Gail Weiss & Associates, based in Baltimore, was
founded in 1998 as a consulting and software solutions company to the
financial services industry. Among its services is an electronic
interface that allows mutual fund trading via the National Securities
Clearing Corporation (NSCC), according to the company's Web site.
Financial terms of the deal were not disclosed.
Among the benefits the deal will bring to TD Ameritrade Institutional
clients are an integrated trust accounting and trading system,
real-time Web access to trust accounts and thousands of NSCC tradable
mutual funds, and access to leading third-party administrators,
according to TD Ameritrade.
The addition of ICTC is also expected to lead to
simpler pricing and 100% pass-through of plan expense reimbursements,
the company says.
"This is a tremendous opportunity for advisors to tap into the $3.7
trillion defined contribution marketplace," said Tom Bradley, president
of TD Ameritrade Institutional, in a prepared statement. "Small
business owners need RIAs to manage their retirement plans. Now
advisors have the tools to effectively market these services."
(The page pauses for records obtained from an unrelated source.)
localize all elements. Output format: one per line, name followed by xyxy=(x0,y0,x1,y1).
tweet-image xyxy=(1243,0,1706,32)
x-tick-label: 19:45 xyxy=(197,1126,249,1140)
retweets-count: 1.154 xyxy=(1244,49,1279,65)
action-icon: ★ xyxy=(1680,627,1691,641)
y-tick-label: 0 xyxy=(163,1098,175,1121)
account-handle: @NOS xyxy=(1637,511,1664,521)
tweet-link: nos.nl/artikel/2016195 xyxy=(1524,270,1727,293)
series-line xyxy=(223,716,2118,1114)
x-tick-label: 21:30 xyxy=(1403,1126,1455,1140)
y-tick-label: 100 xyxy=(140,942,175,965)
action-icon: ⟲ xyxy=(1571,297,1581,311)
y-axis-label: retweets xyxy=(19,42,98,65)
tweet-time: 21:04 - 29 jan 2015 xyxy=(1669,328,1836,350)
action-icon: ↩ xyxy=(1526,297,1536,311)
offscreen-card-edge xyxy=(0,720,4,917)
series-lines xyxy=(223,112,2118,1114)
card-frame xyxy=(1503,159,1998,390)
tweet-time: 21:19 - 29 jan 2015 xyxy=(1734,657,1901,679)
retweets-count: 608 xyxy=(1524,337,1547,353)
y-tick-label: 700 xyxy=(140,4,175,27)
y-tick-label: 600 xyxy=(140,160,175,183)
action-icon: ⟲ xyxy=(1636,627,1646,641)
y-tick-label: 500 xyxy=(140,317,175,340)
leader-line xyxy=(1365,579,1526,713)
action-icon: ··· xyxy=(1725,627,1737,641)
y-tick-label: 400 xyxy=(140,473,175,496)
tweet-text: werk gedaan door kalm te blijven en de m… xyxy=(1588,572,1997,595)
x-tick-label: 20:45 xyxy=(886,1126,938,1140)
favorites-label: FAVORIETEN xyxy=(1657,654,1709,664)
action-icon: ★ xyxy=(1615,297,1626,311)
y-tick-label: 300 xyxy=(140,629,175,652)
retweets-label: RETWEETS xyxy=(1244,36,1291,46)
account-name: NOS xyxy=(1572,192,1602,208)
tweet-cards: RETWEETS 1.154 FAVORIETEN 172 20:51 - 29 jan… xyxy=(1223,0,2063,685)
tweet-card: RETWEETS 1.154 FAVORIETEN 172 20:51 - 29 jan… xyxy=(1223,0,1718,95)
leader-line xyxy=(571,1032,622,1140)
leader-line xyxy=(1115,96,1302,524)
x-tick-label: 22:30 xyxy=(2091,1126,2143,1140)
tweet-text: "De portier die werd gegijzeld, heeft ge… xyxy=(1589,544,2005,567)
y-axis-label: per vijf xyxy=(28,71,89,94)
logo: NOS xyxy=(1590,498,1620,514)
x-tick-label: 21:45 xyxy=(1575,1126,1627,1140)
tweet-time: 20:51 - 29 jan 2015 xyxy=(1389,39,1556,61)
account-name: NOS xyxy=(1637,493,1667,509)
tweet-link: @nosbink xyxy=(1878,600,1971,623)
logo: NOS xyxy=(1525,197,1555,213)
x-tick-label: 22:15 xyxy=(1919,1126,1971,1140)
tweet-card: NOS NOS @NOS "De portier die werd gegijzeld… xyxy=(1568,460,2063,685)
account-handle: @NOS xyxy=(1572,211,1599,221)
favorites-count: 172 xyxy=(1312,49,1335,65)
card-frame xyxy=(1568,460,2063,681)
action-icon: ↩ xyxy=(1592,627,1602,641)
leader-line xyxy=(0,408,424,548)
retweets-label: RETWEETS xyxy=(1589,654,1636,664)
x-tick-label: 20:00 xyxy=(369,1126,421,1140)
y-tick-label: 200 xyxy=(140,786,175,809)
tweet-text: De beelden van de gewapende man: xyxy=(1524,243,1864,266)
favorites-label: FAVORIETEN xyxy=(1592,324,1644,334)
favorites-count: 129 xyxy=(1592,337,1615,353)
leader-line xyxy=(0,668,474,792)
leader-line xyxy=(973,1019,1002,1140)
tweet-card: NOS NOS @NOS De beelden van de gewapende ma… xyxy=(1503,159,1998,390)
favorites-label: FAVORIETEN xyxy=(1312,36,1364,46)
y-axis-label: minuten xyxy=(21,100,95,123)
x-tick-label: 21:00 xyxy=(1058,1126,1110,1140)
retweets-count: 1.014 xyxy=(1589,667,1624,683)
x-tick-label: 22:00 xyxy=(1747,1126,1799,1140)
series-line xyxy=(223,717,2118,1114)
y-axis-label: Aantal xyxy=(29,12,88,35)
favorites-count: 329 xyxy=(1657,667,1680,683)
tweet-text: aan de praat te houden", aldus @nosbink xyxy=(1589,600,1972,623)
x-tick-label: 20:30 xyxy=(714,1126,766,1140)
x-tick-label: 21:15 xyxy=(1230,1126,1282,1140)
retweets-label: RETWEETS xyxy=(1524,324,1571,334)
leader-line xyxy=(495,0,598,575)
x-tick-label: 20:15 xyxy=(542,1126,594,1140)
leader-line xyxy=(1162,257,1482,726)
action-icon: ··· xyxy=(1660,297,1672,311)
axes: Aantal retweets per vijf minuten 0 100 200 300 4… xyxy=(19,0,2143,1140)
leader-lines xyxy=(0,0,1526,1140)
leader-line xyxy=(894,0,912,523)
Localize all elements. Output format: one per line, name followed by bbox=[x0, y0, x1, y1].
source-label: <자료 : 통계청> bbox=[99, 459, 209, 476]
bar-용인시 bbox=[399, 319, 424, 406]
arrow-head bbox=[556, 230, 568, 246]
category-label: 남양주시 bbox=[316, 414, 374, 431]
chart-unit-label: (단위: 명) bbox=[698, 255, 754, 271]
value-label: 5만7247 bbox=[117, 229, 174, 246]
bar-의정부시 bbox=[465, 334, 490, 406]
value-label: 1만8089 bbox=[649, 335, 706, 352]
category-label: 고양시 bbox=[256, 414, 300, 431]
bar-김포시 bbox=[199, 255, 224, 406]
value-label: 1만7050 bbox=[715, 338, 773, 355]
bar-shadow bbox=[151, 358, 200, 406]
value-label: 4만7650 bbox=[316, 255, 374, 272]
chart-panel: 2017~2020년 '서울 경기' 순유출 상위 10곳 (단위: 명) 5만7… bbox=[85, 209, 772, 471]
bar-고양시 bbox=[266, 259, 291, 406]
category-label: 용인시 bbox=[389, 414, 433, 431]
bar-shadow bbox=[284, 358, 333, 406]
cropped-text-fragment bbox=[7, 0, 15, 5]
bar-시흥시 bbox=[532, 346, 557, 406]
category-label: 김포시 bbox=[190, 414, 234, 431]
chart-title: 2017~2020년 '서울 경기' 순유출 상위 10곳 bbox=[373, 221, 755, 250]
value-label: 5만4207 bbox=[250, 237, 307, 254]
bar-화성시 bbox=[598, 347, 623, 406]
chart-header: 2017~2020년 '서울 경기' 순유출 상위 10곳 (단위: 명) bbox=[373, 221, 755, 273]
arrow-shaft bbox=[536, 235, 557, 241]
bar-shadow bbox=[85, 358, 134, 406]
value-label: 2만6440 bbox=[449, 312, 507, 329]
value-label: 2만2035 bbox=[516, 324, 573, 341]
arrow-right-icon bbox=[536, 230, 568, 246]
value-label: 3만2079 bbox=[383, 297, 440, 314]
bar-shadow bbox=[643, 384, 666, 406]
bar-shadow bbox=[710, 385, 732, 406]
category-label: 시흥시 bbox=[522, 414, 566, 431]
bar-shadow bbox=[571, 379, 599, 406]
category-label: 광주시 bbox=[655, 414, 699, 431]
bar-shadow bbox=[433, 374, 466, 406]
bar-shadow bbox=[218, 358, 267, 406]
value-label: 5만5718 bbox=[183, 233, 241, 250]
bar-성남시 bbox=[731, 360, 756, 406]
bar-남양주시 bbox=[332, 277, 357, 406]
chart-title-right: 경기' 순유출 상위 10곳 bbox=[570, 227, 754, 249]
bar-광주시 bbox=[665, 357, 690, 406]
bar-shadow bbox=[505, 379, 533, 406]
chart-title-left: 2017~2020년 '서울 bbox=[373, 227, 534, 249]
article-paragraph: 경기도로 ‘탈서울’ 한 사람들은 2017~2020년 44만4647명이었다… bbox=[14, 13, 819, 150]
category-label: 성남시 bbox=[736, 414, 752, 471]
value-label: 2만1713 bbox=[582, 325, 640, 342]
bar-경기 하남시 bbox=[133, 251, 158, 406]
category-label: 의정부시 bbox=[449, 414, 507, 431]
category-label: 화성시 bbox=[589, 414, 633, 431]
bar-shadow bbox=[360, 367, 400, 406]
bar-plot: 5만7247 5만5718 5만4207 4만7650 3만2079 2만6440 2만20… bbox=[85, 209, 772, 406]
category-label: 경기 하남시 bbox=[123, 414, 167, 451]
FPA, CFP Board Team Up For Conference
This year's annual conference for directors of CFP
Board-registered programs will have a new participant: The Financial
Planning Association (FPA). The CFP Board of Standards is teaming with
the FPA for its 15th annual conference for program directors, which
will this year be held in conjunction with the FPA's annual meeting in
Seattle in September.
"We are partnering with FPA to provide program
directors with a larger-scale conference, increased support, a wider
variety of subjects and interaction with other facets of the financial
planning community," says CFP Board Chairwoman Karen P. Schaeffer.
Many observers were shocked last year when FPA,
which probably includes a larger contingent of CFP licensees than any
other organization, did not participate in the CFP Board's annual
conference. At that time, relations between FPA and the CFP Board had
grown somewhat frosty, largely as a result of the direction CFP Board
CEO Sarah Teslik had taken the organization. Teslik resigned in October
and, while the CFP Board has yet to name a successor, it would appear
tensions are already subsiding.
The program directors conference will be held as a
preconference event to the FPA meeting on September 7-8. The FPA annual
meeting will be held September 8-11. FPA officials said they hope the
joint effort will encourage more program directors, as well as their
faculty and students, to attend the FPA conference.